Convinto che l’Unione Sovietica stava segretamente tirando le fila con l’obiettivo di minare l’approvvigionamento di petrolio dell’Occidente, costruì un’alleanza di intelligence anticomunista: Safari club. Creato nel 1976, riuniva l’intelligence francese, iraniana, egiziana, saudita e marocchina. L’obiettivo di Parigi era la lotta al comunismo in Africa e in Medio Oriente. Lo SDECE si avvaleva quindi dei petrodollari sauditi per finanziare le sue operazioni e aumentare la sua influenza.
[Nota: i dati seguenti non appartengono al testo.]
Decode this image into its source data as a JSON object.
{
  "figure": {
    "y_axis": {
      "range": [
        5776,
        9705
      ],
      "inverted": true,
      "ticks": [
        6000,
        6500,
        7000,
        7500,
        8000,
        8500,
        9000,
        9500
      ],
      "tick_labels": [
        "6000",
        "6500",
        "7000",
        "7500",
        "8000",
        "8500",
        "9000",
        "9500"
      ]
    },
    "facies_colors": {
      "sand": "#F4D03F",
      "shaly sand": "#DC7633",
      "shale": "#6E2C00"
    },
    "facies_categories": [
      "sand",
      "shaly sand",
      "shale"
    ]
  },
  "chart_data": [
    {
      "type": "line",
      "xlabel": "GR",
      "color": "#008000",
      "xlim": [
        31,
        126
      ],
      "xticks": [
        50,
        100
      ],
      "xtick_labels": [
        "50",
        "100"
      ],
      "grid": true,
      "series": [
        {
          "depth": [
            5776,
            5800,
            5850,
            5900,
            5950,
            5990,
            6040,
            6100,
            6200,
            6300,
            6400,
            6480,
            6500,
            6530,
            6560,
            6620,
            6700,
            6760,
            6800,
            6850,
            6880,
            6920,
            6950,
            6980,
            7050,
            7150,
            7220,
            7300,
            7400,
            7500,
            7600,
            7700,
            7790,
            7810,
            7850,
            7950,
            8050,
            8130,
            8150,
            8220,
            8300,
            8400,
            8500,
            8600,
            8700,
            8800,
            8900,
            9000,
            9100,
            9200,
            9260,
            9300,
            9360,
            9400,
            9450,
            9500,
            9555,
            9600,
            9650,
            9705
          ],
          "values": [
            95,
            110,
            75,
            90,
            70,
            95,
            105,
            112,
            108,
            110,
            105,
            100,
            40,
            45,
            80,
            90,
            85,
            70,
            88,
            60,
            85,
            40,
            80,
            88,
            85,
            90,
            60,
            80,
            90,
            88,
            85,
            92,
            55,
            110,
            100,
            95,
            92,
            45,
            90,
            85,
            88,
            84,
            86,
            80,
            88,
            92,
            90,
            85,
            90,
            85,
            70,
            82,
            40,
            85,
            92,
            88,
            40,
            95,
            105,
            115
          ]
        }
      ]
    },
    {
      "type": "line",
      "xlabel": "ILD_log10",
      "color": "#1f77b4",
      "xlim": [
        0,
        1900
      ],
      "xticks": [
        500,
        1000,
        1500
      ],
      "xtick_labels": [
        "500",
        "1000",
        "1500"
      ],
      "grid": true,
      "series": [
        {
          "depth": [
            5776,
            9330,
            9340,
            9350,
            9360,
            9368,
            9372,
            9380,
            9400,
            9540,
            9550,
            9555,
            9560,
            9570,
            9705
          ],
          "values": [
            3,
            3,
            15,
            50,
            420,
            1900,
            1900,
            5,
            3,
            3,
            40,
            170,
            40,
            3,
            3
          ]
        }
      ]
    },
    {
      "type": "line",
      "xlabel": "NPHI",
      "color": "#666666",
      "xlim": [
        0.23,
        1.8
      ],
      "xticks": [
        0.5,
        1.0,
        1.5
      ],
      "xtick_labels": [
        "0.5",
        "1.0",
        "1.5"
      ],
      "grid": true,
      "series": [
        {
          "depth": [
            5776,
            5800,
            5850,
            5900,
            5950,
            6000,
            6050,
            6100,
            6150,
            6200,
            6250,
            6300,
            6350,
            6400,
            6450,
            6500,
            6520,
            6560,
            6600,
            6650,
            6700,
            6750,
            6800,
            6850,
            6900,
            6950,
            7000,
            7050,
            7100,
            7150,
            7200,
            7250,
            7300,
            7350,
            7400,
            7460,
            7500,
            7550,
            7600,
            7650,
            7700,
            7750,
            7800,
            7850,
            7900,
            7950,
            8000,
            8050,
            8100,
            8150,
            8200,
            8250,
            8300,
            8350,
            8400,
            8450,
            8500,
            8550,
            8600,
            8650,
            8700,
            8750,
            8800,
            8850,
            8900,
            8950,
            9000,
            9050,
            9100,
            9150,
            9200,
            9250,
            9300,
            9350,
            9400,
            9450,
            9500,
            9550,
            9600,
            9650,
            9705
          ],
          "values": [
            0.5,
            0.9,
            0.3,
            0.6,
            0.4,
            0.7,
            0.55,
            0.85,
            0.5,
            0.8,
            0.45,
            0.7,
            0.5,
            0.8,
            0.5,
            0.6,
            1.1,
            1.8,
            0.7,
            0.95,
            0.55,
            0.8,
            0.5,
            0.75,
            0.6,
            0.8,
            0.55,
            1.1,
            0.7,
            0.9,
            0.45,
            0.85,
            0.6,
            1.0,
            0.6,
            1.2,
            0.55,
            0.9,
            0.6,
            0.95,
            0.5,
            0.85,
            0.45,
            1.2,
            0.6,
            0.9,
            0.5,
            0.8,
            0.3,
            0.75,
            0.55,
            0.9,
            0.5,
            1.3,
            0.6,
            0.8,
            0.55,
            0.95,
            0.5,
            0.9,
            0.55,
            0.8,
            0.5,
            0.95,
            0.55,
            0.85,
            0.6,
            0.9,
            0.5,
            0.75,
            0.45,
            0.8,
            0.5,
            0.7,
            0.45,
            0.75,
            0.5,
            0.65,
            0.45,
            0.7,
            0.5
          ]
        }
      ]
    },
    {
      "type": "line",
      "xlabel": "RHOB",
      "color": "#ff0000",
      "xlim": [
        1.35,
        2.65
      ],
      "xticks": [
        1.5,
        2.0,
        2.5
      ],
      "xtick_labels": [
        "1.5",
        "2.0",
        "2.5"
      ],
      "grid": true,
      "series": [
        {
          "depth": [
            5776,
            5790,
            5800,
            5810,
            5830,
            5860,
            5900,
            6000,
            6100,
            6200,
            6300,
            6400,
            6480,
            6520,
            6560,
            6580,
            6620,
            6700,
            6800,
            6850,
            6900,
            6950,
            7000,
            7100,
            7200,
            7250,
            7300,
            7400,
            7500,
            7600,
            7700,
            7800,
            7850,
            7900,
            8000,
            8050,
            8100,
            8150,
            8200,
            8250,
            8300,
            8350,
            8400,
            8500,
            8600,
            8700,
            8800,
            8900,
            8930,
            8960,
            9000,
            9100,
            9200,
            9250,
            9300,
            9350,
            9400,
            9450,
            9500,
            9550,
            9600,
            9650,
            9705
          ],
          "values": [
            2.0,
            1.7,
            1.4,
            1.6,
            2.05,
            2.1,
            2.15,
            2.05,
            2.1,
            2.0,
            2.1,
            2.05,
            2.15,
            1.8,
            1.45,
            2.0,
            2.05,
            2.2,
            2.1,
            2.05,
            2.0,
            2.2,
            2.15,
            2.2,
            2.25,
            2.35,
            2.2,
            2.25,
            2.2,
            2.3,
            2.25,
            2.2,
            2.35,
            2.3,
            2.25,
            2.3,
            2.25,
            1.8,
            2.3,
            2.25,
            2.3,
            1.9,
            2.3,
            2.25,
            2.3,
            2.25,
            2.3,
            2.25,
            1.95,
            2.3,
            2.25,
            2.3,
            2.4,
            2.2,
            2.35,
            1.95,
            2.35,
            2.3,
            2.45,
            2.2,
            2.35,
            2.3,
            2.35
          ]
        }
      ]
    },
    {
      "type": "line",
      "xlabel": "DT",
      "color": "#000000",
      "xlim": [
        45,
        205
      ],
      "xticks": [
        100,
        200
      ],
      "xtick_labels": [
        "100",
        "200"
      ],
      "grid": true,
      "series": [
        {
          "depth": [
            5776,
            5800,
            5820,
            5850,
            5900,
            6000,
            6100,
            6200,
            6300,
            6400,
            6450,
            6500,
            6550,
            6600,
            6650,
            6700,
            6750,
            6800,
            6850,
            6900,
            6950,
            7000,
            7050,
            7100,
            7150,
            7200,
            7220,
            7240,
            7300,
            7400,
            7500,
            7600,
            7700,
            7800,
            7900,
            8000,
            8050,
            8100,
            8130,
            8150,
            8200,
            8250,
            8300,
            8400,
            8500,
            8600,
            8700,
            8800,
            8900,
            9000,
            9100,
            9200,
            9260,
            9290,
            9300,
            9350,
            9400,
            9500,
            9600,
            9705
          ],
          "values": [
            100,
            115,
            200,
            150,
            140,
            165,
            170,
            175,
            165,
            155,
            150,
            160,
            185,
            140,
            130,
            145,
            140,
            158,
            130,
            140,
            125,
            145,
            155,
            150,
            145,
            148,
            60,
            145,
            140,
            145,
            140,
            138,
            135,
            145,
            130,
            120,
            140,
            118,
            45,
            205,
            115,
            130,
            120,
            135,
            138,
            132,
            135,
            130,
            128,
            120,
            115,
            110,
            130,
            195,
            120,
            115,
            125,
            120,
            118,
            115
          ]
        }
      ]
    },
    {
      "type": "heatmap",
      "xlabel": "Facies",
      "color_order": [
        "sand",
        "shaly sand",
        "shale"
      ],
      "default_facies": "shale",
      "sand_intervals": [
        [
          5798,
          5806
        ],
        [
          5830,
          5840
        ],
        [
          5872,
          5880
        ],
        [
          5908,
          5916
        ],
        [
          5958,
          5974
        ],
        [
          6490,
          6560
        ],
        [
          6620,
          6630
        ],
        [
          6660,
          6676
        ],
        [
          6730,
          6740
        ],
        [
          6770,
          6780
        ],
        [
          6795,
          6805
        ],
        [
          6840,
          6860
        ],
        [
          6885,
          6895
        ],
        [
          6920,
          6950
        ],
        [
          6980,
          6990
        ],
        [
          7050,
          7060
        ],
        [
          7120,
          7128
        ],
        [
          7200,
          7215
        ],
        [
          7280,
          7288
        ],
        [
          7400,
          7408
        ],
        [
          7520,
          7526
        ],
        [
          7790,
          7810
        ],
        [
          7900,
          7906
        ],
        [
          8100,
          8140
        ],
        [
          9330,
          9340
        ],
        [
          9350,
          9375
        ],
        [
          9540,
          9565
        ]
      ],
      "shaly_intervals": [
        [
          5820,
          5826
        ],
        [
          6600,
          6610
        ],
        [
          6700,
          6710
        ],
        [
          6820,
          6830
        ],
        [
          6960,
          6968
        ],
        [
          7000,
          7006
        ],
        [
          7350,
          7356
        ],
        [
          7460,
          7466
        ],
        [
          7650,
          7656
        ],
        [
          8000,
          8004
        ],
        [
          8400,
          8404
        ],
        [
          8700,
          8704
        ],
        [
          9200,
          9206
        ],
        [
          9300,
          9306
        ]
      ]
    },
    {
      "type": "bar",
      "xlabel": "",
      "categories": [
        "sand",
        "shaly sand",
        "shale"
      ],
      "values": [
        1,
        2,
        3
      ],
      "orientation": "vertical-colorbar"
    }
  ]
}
Ciò che era in gioco oltre alla sua partecipazione al Safari club, era non solo l’importanza dell’Arabia Saudita per l’industria degli armamenti francese ma anche il rinnovo dell’accordo petrolifero con il Regno Saudita. Inoltre, alla Francia venne tacitamente affidato dai suoi partner NATO il ruolo di “poliziotto dell’Africa”. In cambio, il suo attivismo energetico particolarmente autoritario fu tollerato. Ad esempio, durante la guerra civile in Angola (1975-1991), lo SDECE, ed in particolare il suo servizio di azione, hanno fornito sostegno militare all’UNITA, un movimento di guerriglia che combatteva contro il regime comunista al potere. L’Angola era un paese ricco di petrolio ed, in particolare, la regione di Cabinda. Elfi. Durante la Guerra Fredda, lo SDECE si era trasformato in un servizio per la difesa del distretto africano al fine di mantenere l’influenza francese sulle sue ex colonie e per garantire il suo approvvigionamento di risorse petrolifere.